Hydrogen Production Technologies
Author : Mehmet Sankir
Publisher : John Wiley & Sons
Page : 653 pages
File Size : 30,69 MB
Release : 2017-03-20
Category : Science
ISBN : 1119283655
Book Description
Provides a comprehensive practical review of the new technologies used to obtain hydrogen more efficiently via catalytic, electrochemical, bio- and photohydrogen production. Hydrogen has been gaining more attention in both transportation and stationary power applications. Fuel cell-powered cars are on the roads and the automotive industry is demanding feasible and efficient technologies to produce hydrogen. The principles and methods described herein lead to reasonable mitigation of the great majority of problems associated with hydrogen production technologies. The chapters in this book are written by distinguished authors who have extensive experience in their fields, and readers will have a chance to compare the fundamental production techniques and learn about the pros and cons of these technologies. The book is organized into three parts. Part I shows the catalytic and electrochemical principles involved in hydrogen production technologies. Part II addresses hydrogen production from electrochemically active bacteria (EAB) by decomposing organic compound into hydrogen in microbial electrolysis cells (MECs). The final part of the book is concerned with photohydrogen generation.
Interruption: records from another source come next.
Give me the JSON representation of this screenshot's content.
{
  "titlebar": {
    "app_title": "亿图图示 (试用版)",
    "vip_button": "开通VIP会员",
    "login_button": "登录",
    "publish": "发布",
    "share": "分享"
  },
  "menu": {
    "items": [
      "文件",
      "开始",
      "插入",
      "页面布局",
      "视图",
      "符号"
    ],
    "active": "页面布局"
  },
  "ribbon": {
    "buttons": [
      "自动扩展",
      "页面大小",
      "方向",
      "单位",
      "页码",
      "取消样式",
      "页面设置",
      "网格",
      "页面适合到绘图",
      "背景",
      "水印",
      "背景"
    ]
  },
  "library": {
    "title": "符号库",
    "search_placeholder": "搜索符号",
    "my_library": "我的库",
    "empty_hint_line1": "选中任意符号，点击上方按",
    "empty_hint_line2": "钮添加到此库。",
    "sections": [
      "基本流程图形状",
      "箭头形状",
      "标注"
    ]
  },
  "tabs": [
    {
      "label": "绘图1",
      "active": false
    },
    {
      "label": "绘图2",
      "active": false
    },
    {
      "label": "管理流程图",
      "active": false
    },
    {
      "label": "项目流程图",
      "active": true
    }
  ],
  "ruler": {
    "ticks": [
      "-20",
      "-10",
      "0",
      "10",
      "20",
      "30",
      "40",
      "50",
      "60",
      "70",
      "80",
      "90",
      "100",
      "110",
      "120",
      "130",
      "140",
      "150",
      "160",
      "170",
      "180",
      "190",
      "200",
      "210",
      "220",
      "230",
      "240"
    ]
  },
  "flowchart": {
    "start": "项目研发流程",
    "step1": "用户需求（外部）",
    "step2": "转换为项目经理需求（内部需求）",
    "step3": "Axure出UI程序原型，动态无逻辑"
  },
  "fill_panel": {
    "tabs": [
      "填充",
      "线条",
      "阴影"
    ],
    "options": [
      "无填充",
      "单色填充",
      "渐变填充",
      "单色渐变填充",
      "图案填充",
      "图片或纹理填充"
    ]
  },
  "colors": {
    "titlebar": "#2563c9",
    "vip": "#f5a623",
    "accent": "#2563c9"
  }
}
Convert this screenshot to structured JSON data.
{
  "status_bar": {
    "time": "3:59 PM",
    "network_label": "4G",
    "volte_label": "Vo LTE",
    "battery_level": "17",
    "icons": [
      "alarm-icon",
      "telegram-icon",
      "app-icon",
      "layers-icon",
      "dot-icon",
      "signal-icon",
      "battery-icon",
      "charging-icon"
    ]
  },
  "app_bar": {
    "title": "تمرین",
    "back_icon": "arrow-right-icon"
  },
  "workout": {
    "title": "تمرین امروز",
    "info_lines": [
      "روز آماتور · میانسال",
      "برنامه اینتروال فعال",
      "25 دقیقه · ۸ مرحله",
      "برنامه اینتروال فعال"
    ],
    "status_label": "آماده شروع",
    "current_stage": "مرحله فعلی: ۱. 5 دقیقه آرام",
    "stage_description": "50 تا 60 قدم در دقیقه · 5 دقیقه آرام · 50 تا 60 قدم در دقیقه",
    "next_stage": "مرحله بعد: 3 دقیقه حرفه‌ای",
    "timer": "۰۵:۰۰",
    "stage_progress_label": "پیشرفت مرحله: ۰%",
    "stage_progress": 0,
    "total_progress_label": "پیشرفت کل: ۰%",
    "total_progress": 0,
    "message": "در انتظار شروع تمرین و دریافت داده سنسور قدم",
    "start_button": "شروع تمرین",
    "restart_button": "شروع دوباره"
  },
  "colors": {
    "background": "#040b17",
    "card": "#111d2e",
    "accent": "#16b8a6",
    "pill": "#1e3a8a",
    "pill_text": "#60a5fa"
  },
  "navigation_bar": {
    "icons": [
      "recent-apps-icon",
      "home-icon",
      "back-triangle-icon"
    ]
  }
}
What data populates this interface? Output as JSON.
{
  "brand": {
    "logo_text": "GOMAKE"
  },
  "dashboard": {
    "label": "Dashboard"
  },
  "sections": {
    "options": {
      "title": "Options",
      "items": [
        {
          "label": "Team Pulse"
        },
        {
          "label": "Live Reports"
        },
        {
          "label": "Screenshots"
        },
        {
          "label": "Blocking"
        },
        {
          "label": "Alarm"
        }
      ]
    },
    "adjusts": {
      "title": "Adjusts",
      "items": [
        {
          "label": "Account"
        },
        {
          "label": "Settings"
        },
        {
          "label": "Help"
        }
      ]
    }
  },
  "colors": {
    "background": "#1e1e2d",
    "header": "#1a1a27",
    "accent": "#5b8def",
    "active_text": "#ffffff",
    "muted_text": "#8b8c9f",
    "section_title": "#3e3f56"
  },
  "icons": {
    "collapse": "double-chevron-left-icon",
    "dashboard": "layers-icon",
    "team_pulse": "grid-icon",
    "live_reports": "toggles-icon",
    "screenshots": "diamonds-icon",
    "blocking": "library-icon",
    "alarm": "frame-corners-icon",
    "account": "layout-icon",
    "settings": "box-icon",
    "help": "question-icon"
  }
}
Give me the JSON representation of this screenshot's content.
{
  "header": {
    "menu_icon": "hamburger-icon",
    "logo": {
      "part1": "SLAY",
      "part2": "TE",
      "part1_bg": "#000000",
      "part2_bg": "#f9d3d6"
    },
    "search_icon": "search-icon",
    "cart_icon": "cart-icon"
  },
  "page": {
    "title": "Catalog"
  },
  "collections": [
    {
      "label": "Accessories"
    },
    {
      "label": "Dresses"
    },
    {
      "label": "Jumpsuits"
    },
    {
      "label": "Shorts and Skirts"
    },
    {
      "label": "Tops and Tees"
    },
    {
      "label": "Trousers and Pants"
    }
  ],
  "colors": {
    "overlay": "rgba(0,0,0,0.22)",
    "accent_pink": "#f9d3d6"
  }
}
Recent developments in the area of semiconductor-based nanomaterials, specifically semiconductor oxides, nitrides and metal free semiconductor-based nanomaterials for photocatalytic hydrogen production are extensively discussed.
The Hydrogen Economy
Author : National Academy of Engineering
Publisher : National Academies Press
Page : 257 pages
File Size : 30,55 MB
Release : 2004-09-05
Category : Science
ISBN : 0309091632
Book Description
The announcement of a hydrogen fuel initiative in the President's 2003 State of the Union speech substantially increased interest in the potential for hydrogen to play a major role in the nation's long-term energy future. Prior to that event, DOE asked the National Research Council to examine key technical issues about the hydrogen economy to assist in the development of its hydrogen R&D program. Included in the assessment were the current state of technology; future cost estimates; CO2 emissions; distribution, storage, and end use considerations; and the DOE RD&D program. The report provides an assessment of hydrogen as a fuel in the nation's future energy economy and describes a number of important challenges that must be overcome if it is to make a major energy contribution. Topics covered include the hydrogen end-use technologies, transportation, hydrogen production technologies, and transition issues for hydrogen in vehicles.